Nicht ohne meinen Schreibtisch
Die Rechtsprechung der Gerichte wandelte sich Anfang der 70er Jahre allmählich. Zuerst musste der WDR rückwirkend einige hunderttausend Mark an gesetzlichen Sozialversicherungsbeiträgen (und zwar Arbeitgeber- wie Arbeitnehmeranteil) für Mitarbeiterinnen nachzahlen, die als Freiberuflerinnen behandelt, aber wie Angestellte beschäftigt worden waren. Damit weiteten die Sozialgerichte die Regeln für unständig Beschäftigte,3 die ursprünglich für Tagelöhnerinnen in Häfen geschaffen worden waren, auf Freie Rundfunkmitarbeiterinnen aus.

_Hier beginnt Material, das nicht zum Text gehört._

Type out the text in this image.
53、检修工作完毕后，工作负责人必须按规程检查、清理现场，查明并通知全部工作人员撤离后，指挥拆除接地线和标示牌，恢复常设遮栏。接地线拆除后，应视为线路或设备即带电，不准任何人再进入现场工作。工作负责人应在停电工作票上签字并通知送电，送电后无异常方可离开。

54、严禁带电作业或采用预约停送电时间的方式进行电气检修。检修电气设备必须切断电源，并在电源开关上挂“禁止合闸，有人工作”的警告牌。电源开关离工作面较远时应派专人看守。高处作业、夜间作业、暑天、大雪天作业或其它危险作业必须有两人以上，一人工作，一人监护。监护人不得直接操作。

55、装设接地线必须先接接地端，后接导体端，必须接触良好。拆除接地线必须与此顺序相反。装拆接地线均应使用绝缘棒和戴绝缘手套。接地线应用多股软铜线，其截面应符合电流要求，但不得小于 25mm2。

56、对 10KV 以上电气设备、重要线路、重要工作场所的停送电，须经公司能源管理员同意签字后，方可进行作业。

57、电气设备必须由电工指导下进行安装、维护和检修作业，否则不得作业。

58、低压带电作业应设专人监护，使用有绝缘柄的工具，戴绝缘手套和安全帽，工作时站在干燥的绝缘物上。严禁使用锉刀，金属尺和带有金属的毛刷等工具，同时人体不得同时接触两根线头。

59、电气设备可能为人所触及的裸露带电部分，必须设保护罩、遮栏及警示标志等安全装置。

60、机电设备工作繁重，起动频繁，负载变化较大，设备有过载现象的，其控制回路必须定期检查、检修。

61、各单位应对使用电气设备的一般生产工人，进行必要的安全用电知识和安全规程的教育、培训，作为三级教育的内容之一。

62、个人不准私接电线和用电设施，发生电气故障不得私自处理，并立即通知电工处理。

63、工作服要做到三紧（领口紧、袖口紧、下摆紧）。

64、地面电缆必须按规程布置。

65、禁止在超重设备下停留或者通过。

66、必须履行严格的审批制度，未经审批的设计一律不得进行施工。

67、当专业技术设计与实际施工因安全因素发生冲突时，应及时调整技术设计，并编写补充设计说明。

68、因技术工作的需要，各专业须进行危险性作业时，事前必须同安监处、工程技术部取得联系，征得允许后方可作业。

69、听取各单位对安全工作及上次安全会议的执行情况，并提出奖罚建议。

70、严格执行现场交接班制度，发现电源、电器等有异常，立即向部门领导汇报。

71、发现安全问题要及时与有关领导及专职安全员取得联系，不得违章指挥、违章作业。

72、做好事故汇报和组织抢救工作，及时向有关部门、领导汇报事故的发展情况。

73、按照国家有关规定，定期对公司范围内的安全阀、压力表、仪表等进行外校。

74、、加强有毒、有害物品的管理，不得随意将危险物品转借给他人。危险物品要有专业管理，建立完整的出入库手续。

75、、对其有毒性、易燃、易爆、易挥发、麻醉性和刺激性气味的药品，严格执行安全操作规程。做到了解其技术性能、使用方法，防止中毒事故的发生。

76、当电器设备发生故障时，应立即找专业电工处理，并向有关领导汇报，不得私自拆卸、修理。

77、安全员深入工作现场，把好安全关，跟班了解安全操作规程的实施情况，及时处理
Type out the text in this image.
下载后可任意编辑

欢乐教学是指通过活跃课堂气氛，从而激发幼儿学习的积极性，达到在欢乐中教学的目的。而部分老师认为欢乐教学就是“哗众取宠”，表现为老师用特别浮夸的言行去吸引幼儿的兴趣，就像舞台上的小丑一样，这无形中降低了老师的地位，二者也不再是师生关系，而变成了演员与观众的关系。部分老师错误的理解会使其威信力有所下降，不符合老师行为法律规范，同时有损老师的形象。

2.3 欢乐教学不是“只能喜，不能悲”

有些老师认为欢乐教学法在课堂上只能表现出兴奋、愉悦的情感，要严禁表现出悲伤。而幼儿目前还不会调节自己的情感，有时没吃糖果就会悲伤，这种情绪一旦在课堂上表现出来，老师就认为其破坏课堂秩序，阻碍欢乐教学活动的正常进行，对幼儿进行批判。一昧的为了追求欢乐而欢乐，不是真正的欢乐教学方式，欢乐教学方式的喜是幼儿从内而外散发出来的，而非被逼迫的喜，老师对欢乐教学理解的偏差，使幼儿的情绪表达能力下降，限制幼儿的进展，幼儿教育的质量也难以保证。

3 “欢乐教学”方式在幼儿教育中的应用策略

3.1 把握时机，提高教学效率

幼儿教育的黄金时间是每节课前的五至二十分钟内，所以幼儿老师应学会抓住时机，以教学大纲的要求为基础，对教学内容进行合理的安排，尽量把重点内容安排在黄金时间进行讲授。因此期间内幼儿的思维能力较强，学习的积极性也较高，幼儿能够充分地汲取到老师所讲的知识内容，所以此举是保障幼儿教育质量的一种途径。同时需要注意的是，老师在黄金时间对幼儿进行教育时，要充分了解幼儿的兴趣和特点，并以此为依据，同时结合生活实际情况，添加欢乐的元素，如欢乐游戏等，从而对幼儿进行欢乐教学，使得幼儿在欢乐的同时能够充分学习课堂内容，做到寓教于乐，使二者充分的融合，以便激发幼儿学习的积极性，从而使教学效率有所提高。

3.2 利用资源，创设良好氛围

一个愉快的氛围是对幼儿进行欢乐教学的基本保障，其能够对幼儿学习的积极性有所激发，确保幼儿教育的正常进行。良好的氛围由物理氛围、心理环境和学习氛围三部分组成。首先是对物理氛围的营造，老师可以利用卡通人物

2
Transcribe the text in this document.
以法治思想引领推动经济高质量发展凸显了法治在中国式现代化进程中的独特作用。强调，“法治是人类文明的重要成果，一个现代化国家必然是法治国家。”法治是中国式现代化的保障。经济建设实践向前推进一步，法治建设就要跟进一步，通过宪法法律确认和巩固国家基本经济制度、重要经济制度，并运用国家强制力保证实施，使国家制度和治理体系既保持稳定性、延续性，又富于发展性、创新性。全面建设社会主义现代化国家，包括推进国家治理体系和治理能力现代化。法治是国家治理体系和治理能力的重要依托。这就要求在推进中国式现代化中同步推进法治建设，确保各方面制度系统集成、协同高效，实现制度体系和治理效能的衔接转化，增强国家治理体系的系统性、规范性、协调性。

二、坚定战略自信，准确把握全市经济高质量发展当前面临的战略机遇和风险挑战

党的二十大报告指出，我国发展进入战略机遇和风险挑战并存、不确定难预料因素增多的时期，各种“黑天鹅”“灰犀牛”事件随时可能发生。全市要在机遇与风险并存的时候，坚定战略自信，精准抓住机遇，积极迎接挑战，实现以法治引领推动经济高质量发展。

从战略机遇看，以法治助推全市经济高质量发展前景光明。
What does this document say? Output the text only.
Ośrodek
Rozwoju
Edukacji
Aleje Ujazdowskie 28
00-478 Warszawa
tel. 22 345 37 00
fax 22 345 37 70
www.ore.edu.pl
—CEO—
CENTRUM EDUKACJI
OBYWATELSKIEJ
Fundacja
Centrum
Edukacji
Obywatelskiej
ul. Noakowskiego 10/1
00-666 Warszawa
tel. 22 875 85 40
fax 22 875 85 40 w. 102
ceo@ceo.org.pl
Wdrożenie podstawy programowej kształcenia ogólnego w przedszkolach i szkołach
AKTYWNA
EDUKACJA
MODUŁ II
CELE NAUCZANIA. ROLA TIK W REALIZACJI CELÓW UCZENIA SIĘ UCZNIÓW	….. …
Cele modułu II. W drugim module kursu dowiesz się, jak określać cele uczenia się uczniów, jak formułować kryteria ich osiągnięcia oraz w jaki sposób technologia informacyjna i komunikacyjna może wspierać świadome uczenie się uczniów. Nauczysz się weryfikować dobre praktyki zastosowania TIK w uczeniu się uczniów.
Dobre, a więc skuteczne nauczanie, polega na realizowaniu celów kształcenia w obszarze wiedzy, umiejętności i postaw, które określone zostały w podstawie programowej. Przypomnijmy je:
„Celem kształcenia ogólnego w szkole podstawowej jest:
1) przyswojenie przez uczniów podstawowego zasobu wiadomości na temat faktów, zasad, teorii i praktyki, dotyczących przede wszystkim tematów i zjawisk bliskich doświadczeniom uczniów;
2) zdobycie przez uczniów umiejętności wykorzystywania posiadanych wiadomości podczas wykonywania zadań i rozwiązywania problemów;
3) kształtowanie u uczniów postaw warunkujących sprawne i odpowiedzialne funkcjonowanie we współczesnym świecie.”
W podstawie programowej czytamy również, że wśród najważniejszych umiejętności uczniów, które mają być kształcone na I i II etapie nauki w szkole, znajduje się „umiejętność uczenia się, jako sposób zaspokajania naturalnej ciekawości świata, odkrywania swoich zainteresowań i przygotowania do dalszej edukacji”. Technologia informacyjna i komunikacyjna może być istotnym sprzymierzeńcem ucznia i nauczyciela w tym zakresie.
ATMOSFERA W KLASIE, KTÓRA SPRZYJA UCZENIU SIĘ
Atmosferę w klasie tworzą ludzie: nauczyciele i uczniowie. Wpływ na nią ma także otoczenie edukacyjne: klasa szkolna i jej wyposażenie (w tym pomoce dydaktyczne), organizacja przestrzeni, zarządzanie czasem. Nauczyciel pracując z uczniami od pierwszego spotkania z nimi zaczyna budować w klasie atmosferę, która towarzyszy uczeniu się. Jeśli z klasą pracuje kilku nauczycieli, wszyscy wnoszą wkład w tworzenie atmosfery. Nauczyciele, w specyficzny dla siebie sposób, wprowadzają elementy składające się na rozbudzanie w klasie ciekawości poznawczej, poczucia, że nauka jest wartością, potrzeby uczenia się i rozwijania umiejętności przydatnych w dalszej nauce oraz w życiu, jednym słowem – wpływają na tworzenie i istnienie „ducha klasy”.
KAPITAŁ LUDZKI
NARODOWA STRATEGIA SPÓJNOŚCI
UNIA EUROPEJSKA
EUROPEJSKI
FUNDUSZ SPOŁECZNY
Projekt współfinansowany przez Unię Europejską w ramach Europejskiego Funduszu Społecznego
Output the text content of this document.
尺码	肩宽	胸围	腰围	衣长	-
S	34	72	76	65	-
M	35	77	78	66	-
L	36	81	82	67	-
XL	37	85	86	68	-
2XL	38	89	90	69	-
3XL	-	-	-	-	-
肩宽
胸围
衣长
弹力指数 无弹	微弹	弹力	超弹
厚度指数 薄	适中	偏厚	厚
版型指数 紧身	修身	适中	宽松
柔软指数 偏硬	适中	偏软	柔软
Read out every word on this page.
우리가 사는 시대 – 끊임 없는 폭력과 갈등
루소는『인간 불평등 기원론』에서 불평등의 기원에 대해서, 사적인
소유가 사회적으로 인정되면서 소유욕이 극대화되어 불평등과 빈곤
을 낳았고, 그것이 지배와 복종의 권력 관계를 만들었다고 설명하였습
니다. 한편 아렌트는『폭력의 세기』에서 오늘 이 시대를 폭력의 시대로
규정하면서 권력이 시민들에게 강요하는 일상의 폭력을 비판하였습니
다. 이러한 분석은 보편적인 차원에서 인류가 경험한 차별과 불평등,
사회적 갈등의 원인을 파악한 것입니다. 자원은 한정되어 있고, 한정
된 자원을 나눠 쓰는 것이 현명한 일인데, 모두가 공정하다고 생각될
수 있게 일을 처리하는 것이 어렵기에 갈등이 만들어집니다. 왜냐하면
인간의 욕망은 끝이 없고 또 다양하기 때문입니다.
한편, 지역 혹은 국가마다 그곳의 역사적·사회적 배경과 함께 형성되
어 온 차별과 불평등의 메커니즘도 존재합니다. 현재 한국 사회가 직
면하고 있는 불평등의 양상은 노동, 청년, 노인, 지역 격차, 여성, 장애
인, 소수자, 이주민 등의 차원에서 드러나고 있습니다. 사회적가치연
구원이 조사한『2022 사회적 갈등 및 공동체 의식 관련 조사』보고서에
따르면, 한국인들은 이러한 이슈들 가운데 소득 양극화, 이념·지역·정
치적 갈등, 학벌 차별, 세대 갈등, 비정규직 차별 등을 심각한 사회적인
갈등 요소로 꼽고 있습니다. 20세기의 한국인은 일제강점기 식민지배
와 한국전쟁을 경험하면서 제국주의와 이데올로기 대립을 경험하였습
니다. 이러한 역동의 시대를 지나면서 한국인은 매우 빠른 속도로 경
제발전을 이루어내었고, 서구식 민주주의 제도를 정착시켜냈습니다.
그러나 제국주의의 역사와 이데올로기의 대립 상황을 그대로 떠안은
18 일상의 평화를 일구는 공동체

Die Sender wehrten sich dagegen. Der spätere WDR-Intendant Friedrich-Wilhelm von Sell schrieb dazu, es gehe gar nicht „um die materiellen Kosten und Lasten, die eine Sozialversicherungspflicht auslöst, sondern vielmehr in erster Linie um ein Stück Rundfunkfreiheit”4 Er fürchtete arbeitsrechtliche Konsequenzen. Später dann gab es in der Tat erfolgreiche Feststellungsklagen auf Arbeitsplätze.
Nervöse Chefs – und mehr Soziales
Bei den Senderverantwortlichen wuchs die Nervosität. Deshalb versuchten sie einerseits die soziale Lage der Freien zu verbessern, indem sie die Pensionskasse der Rundfunkanstalten (heute Pensionskasse Rundfunk genannt)5 gründeten und indem sie sich gemeinsam mit den Gewerkschaften für die Schaffung einer gesetzlichen Grundlage stark machten, auf der für arbeitnehmerähnliche Freie6 Tarifverträge abgeschlossen werden konnten (das führte zum Paragrafen 12 a des Tarifvertragsgesetzes7). Dahinter stand und steht bis heute die Hoffnung, dass sich keine auf eine feste Stelle einklagen muss, die auch als Freie gut versorgt ist – vor allem aber auch die Erwartung, dass Gerichte eine solche Klage gut versorgter Freier Mitarbeiterinnen bitteschön abweisen sollen. Soweit zum Zuckerbrot.
Nervöse Chefs – und mehr Drohungen
Die Peitsche wurde allerdings auch geschwungen: In einer viel beachteten Rede sagte der ZDF-Programmdirektor Gerhard Prager 1970, Freie Mitarbeiterinnen seien zwar wichtig für die Berichterstattung. Ebenso wichtig sei aber, dass die Freien ab und zu ausgetauscht werden könnten. Ein „Stamm von Freien“ habe sich ja schon seit Jahren festgesetzt, was eine flexible Berichterstattung behindere.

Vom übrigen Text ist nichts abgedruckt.